Thank you in advance.
On
We have
$$\begin{align*} \mathsf P(Z=0) &=\mathsf P(X=0,Y=0)+2\cdot \mathsf P(X=0,Y=1)+2\cdot \mathsf P(X=0,Y=2)\\\\ &=(1-p)^4+4p(1-p)^3+2p^2(1-p)^2 \end{align*}$$
and
$$\begin{align*} \mathsf P(Z=1) &=\mathsf P(X=1,Y=1)\\\\ &=\mathsf 4p^2(1-p)^2 \end{align*}$$
and
$$\begin{align*} \mathsf P(Z=2) &=2\cdot\left(\mathsf P(X=1,Y=2)\right)\\\\ &=4p^3(1-p) \end{align*}$$
and
$$\begin{align*} \mathsf P(Z=4) &=\mathsf P(X=2,Y=2)\\\\ &=p^4 \end{align*}$$
Hence we get the pmf
$$ p_{Z}(z)= \begin{cases} (1-p)^4+4p(1-p)^3+2p^2(1-p)^2 & z=0 \\ 4p^2(1-p)^2 & z=1 \\ 4p^3(1-p) & z=2 \\ p^4 & z=4 \\ \end{cases} $$
It would behoove you to check that the respective probabilities sum to $1$.

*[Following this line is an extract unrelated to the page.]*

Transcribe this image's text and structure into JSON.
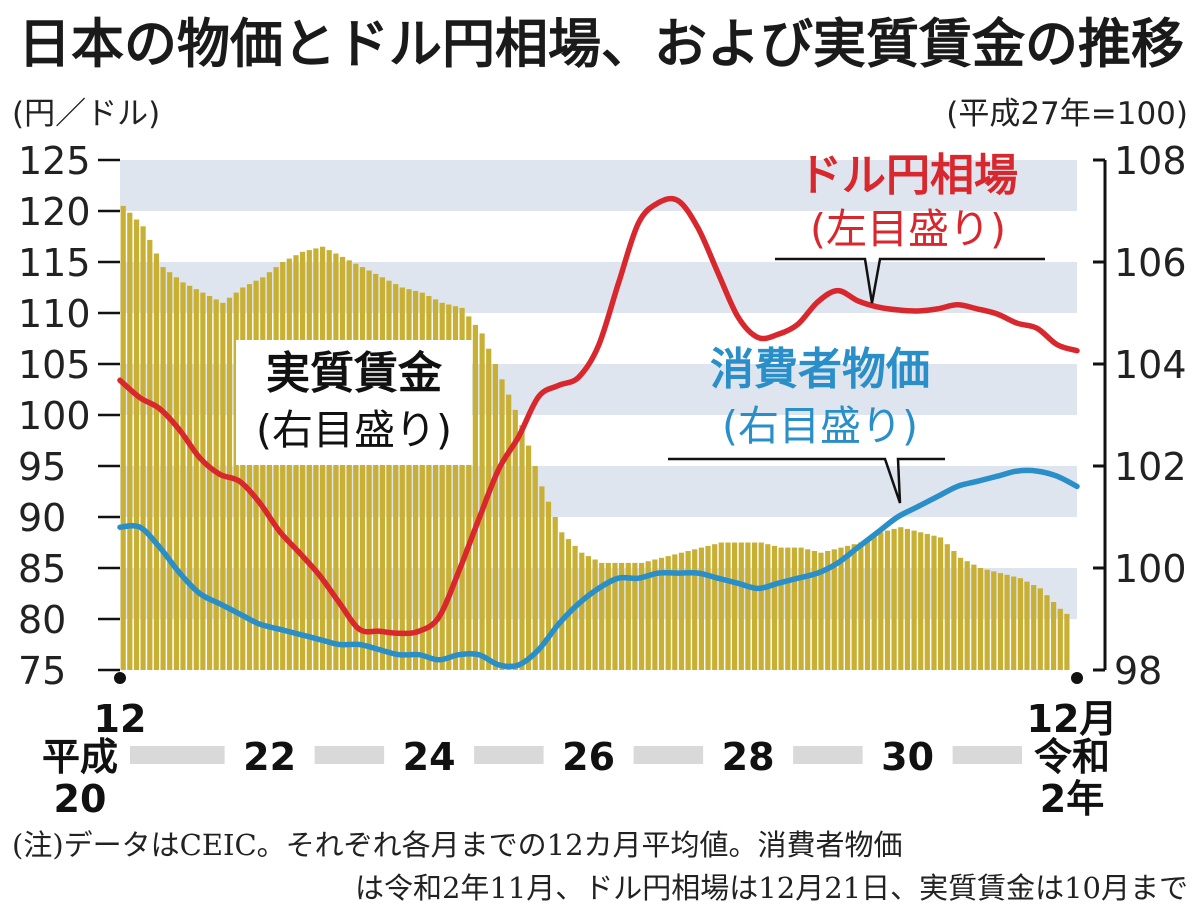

If $$X \sim \operatorname{Binomial}(2,p), \quad Y \sim \operatorname{Binomial}(2,p), \\ Z = XY, \quad W \sim \operatorname{Binomial}(4,p),$$ and $X$ and $Y$ are independent, then $$\begin{align*} \Pr[Z = 1] &= \Pr[XY = 1] \\ &= \Pr[(X = 1) \cap (Y = 1)] \\ &= \Pr[X = 1]\Pr[Y = 1] \\ &= \left(\binom{2}{1}p^1 (1-p)^{2-1}\right)^2 \\ &= 4p^2(1-p)^2. \end{align*}$$ However, $$\Pr[W = 1] = \binom{4}{1} p^1 (1-p)^{4-1} = 4p(1-p)^3 \ne \Pr[Z = 1],$$ demonstrating $W$ and $Z$ are not identically distributed.
In fact, it is the sum of independent and identically distributed binomial random variables that are also binomially distributed, not the product.